DÉCLARATION DU 31 AOÛT

Peuple Congolais, 

Mes chers compatriotes,

Le pouvoir de fait de Brazzaville, par ses voix autorisées, s’est adressé à la nation le 14 aout 2019. Comme il fallait s’y attendre, la forme solennelle et les apparences de sérénité ont été déployées pour faire illusion sur la situation réelle du pays et le quotidien des congolais.

A ces efforts pour tromper la communauté nationale et internationale, nous opposons la vérité ; d’abord la vérité sur la situation économique du pays, ensuite celle sur les institutions et la crise politique.

Qu’il souvienne à la conscience nationale que le pouvoir de Brazzaville s’est maintenu par la brutalité des armes pour éviter que le pouvoir issu de l’alternance pacifique ne découvre et ne dévoile l’ampleur des crimes économiques et financiers commis au cours des mandats achevés. 

Moins d’un an après la forfaiture constitutionnelle, le pays s’est retrouvé dans un marasme économique et financier sans précédent et les congolais ont été plongés dans une détresse sociale indicible.
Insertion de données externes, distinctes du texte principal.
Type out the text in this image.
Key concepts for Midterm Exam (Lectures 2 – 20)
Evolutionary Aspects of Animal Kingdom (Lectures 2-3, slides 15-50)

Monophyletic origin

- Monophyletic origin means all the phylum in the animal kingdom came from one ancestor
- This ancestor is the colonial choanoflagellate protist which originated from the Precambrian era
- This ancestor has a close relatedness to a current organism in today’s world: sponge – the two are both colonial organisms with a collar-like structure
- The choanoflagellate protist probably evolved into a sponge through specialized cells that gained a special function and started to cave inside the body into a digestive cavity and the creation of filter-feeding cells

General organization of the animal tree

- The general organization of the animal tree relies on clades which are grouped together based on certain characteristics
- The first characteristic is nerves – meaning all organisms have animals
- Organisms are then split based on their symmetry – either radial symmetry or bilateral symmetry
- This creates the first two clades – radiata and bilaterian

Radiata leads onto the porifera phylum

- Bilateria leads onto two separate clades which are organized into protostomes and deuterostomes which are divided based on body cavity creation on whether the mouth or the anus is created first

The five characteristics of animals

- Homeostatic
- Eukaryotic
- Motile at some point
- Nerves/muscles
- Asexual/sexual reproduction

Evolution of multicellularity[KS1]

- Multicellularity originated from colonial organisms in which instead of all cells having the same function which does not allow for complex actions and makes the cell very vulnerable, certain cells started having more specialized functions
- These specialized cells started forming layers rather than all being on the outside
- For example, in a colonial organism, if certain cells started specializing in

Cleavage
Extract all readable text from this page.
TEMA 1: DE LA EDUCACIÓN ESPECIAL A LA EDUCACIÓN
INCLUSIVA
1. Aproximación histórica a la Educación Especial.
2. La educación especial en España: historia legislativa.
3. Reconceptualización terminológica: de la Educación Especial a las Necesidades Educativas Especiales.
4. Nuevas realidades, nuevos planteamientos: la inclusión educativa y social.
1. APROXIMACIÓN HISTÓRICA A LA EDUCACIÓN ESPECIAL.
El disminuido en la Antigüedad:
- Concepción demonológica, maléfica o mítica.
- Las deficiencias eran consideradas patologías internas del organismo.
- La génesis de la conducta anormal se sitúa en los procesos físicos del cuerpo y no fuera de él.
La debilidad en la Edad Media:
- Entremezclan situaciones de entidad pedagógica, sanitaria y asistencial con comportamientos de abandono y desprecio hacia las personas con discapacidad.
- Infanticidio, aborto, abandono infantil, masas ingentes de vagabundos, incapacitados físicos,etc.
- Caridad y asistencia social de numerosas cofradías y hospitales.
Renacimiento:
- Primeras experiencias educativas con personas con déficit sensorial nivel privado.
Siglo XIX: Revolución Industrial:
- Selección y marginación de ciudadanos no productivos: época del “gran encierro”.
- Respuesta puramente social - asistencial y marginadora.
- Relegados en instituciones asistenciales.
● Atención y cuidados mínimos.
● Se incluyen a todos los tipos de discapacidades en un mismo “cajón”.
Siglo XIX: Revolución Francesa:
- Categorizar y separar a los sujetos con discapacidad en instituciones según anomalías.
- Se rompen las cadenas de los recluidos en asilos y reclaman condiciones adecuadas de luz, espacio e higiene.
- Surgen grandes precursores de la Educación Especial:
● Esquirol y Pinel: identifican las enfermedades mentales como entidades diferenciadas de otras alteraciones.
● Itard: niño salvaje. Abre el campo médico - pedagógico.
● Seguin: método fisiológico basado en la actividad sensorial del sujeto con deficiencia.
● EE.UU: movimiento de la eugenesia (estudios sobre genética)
Aucun remède sérieux n’a été proposé. Comme dans l’affaire des disparus du Beach dans laquelle le jugement rendu reconnait un crime sans criminels, on a servi au peuple une crise sans responsables.

Le Congo ploie encore à ce jour sous le poids d’une dette qui ne peut être expliquée à l’aune des dépenses en capital de l’État, quelles que soient les extrapolations imaginables. Pendant ce temps, l’attention des congolais a été détournée vers un accord avec le FMI présenté comme une panacée.

En clair, la solution imaginée a été d’aller s’endetter davantage pour résorber la dette. Ceux qui trouvent du génie dans cette formule nous expliquent avec panache que c’est vers la rivière que le crocodile court se cacher de la pluie. Les bons entendeurs apprécieront que l’intelligence de toute une nation soit ramenée à celle du crocodile.

Au sujet de cet accord, qu’il nous soit permis de rappeler que notre pays a passé trois ans à quémander un peu plus de 240 milliards de francs CFA, une somme autour de 5% de notre budget annuel dans la décennie 2000-2010. Un peu comme si un travailleur qui gagne 100 000 francs par mois soit 1 200 000 francs par an passait trois ans à négocier un prêt de 50 000 francs. 

Pour rappel, en 2012, sur une simple demande verbale du président du Niger, le Congo avait mis à la disposition de ce pays la somme de 50 milliards de FCFA.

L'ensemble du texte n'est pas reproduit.